Previously obliged to limit the amount it was lending to prevent it taking an unfair advantage due to its state-ownership, and so that it could repay its £27billion loan from the Treasury, Northern Rock will now boost its mortgage
book as part of the Government's initiative to ease lending.
The money will come from a variety of sources, the Chancellor Alistair Darling said, including new deposits and repayments of existing loans, but admitted that more money from the taxpayer will be needed as part of its efforts to "rebuild the banking system for the future."
Speaking on the BBC Radio Four's Today Programme
, Mr Darling said that as the Government tries to "get lending going again" he is "anxious that the money is there to lend" and enable people to buy houses.
While Northern Rock has already repaid about £18billion of its Government loan, the bank said in January – when it first announced that it would be changing its mortgage strategy – that the rate of repayment will slow down as it boosts mortgage lending instead.

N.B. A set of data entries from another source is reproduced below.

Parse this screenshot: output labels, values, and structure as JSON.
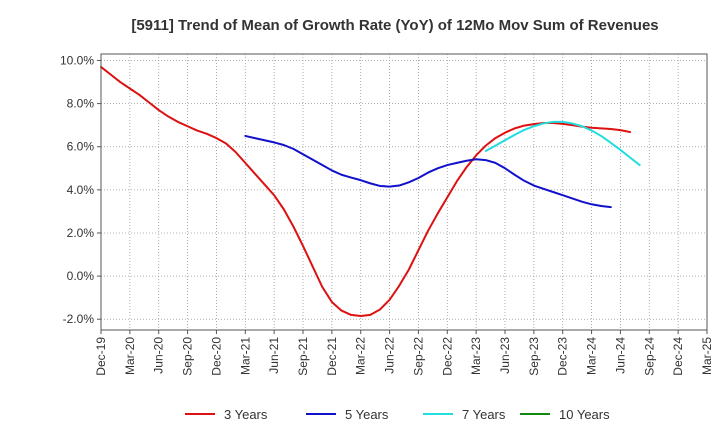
{
  "chart_data": {
    "type": "line",
    "title": "[5911]  Trend of Mean of Growth Rate (YoY) of 12Mo Mov Sum of Revenues",
    "xlabel": "",
    "ylabel": "",
    "grid": true,
    "legend_position": "bottom",
    "ylim": [
      -2.5,
      10.3
    ],
    "y_ticks": [
      10.0,
      8.0,
      6.0,
      4.0,
      2.0,
      0.0,
      -2.0
    ],
    "y_tick_labels": [
      "10.0%",
      "8.0%",
      "6.0%",
      "4.0%",
      "2.0%",
      "0.0%",
      "-2.0%"
    ],
    "x_tick_labels": [
      "Dec-19",
      "Mar-20",
      "Jun-20",
      "Sep-20",
      "Dec-20",
      "Mar-21",
      "Jun-21",
      "Sep-21",
      "Dec-21",
      "Mar-22",
      "Jun-22",
      "Sep-22",
      "Dec-22",
      "Mar-23",
      "Jun-23",
      "Sep-23",
      "Dec-23",
      "Mar-24",
      "Jun-24",
      "Sep-24",
      "Dec-24",
      "Mar-25"
    ],
    "x_start": "Dec-19",
    "x_unit": "months since Dec-19",
    "series": [
      {
        "name": "3 Years",
        "color": "#dd1111",
        "start": 0,
        "values": [
          9.7,
          9.35,
          9.0,
          8.7,
          8.4,
          8.05,
          7.7,
          7.4,
          7.15,
          6.95,
          6.75,
          6.6,
          6.4,
          6.15,
          5.75,
          5.25,
          4.75,
          4.25,
          3.75,
          3.1,
          2.3,
          1.4,
          0.45,
          -0.5,
          -1.2,
          -1.6,
          -1.8,
          -1.85,
          -1.8,
          -1.55,
          -1.1,
          -0.45,
          0.3,
          1.2,
          2.1,
          2.9,
          3.65,
          4.4,
          5.05,
          5.6,
          6.05,
          6.4,
          6.65,
          6.85,
          6.98,
          7.05,
          7.1,
          7.1,
          7.06,
          7.0,
          6.93,
          6.88,
          6.85,
          6.82,
          6.77,
          6.68
        ]
      },
      {
        "name": "5 Years",
        "color": "#1111cc",
        "start": 15,
        "values": [
          6.5,
          6.4,
          6.3,
          6.2,
          6.08,
          5.9,
          5.65,
          5.4,
          5.15,
          4.9,
          4.7,
          4.57,
          4.45,
          4.3,
          4.18,
          4.15,
          4.2,
          4.35,
          4.55,
          4.8,
          5.0,
          5.15,
          5.25,
          5.35,
          5.42,
          5.38,
          5.25,
          5.0,
          4.7,
          4.42,
          4.2,
          4.05,
          3.9,
          3.75,
          3.6,
          3.45,
          3.33,
          3.25,
          3.2
        ]
      },
      {
        "name": "7 Years",
        "color": "#22dddd",
        "start": 40,
        "values": [
          5.8,
          6.05,
          6.3,
          6.55,
          6.78,
          6.95,
          7.08,
          7.15,
          7.15,
          7.08,
          6.95,
          6.75,
          6.5,
          6.18,
          5.85,
          5.5,
          5.15
        ]
      },
      {
        "name": "10 Years",
        "color": "#118811",
        "start": 0,
        "values": []
      }
    ]
  }
}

When questioned about what loan to value mortgages the bank will be allowed to lend, the Chancellor said that it would be issuing 90 per cent loans but that it would no longer offer "ridiculous" 100 per cent mortgages.
The move to increase Northern Rock's mortgage
lending is one of a series of measures to boost lending, both to businesses and consumers.

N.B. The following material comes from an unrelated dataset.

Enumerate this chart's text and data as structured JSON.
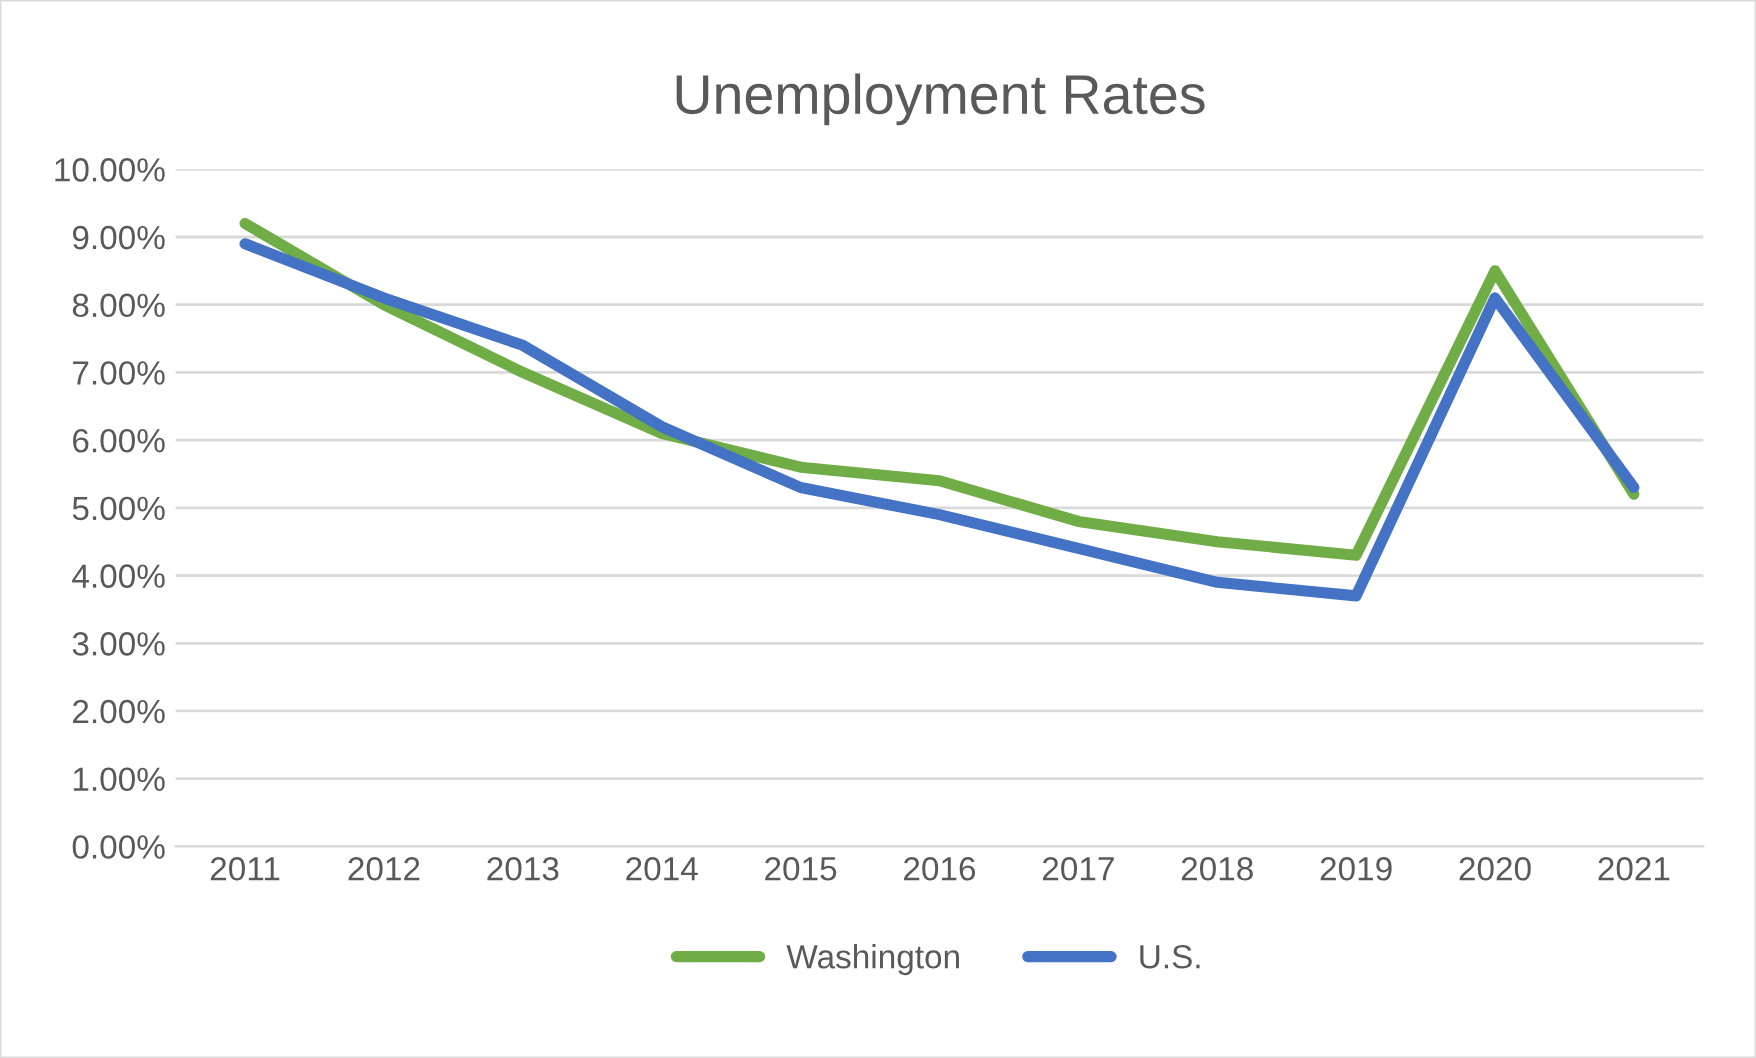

In a u-turn on its previous limitations on lending, after it collapsed in 2007, Northern Rock will now be able to retain more of its customers, instead of pushing them onto other lenders when they come to the end of their mortgage deals.
Mr Darling explained that "because of the problems the mortgage market faces, instead of looking to wind down its business, it would be better for Northern Rock to maintain lending."
The BBC's business editor, Robert Peston, is dubious about having the taxpayer "permanently standing behind the banks" to increase mortgage lending. On the Today Programme, he questioned whether there is an "appetite" for the number of mortgages that the £10billion of new Government loans to Northern Rock will create.
Michael Coogan, director general of the Council of Mortgage Lenders (CML
) said of the announcement that "While other lenders will no doubt be watching carefully to assess the competitive impacts of Northern Rock returning to the market as an active mortgage lender, in overall market terms anything that improves the supply of lending is a positive."
"Mortgage redemptions funded nearly all the £18 billion of the loan that Northern Rock repaid to the government. This was £18 billion that had to be absorbed by the rest of the other mortgage lenders. By removing this market pressure, other lenders as well as Northern Rock should experience an increased capacity to lend to other borrowers."